Prep 15 mins
Cook 20 mins
We love Chicken Piccata at our house and I was excited to find this recipe from Maggiano's restaurant!
- 3 teaspoons olive oil
- 4 chicken breasts
- 4 ounces chicken broth
- 2 tablespoons capers
- 2 tablespoons chopped Italian parsley
- 2 lemons
- 1 ounce sweet butter
- 2 ounces dry white wine
- Coat saute pan with oil and heat over medium-high flame.
- pound and season chicken lightly with salt & pepper, dust in flour on both sides.
- add chicken to pan and sautÉ, cook several minutes until browned well, turn and continue cooking until nicely browned and cooked through. remove chicken to warm serving platter.
- deglaze pan with white wine releasing any browned bits that stuck to pan. add chicken broth along with: capers, italian parsley, juice from lemons and butter.
- return chicken to pan and cook briefly in the sauce.
- bring to a simmer and correct seasoning with salt and pepper if needed. pour sauce over chicken and serve immediately.

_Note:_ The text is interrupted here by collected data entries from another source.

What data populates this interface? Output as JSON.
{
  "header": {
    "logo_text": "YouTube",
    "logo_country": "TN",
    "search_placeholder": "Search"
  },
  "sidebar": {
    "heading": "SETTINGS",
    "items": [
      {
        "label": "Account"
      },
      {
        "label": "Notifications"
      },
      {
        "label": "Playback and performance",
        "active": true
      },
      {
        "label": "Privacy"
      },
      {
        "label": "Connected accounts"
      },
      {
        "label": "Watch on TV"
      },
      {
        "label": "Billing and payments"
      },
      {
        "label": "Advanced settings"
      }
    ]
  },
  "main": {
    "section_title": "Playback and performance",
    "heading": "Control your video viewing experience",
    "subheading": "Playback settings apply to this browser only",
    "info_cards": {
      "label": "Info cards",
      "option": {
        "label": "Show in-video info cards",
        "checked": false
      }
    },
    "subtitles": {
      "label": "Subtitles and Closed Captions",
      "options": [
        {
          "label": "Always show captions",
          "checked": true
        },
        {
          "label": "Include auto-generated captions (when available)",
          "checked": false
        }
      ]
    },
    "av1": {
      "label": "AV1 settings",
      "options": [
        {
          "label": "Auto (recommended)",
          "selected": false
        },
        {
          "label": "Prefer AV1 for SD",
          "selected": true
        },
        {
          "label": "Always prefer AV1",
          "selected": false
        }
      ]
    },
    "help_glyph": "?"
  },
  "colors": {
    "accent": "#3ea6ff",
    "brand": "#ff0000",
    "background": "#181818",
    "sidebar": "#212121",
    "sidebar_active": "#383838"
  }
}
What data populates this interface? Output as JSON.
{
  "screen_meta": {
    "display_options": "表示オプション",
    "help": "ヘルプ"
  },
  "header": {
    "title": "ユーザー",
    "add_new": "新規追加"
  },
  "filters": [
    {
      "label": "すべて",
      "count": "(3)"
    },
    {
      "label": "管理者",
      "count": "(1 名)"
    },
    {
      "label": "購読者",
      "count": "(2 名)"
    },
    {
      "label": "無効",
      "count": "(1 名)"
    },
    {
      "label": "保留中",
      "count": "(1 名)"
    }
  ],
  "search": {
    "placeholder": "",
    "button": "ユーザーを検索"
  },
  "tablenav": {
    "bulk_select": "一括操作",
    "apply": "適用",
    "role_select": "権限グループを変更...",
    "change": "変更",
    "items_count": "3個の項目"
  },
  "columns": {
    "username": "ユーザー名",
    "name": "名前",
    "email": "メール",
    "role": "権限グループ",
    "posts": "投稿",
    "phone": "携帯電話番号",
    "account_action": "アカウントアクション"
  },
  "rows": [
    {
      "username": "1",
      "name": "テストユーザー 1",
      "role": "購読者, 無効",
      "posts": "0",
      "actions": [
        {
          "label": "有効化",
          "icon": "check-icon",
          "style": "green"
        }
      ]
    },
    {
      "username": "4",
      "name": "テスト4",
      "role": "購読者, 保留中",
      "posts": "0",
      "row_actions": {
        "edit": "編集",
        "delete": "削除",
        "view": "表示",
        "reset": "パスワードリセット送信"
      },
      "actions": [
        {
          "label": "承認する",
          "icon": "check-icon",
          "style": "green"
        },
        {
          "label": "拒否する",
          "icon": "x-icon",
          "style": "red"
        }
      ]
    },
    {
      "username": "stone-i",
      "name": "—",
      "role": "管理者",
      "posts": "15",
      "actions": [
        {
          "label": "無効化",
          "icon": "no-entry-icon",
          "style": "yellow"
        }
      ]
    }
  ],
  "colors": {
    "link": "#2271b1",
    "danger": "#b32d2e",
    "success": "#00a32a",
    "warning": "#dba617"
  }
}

A couple years ago my husband worked with a guy from Italy that had invited us over for a meal. He had made, among other things Chicken Piccata - which we both loved. This recipe is very close, if not exactly, what it tasted like. Love it and will make it again! Just to note: I had no way to "pound" the chicken breast so simply cut it thinly horizontally to make thin breast cutlets. It says to cook through after flouring but I just browned them - about 3-4 min per side, took them out to keep warm while I made the sauce in the pan then returned cutlets to cook in the sauce and finish cooking - maybe another 4 minutes or until I got it a bit "thickened" (cheated and added an extra pinch or two of flour to get it there). So yummy and worth the effort to go get the good wine, Italian parsley and juice the real lemons! Thanks for posting this one!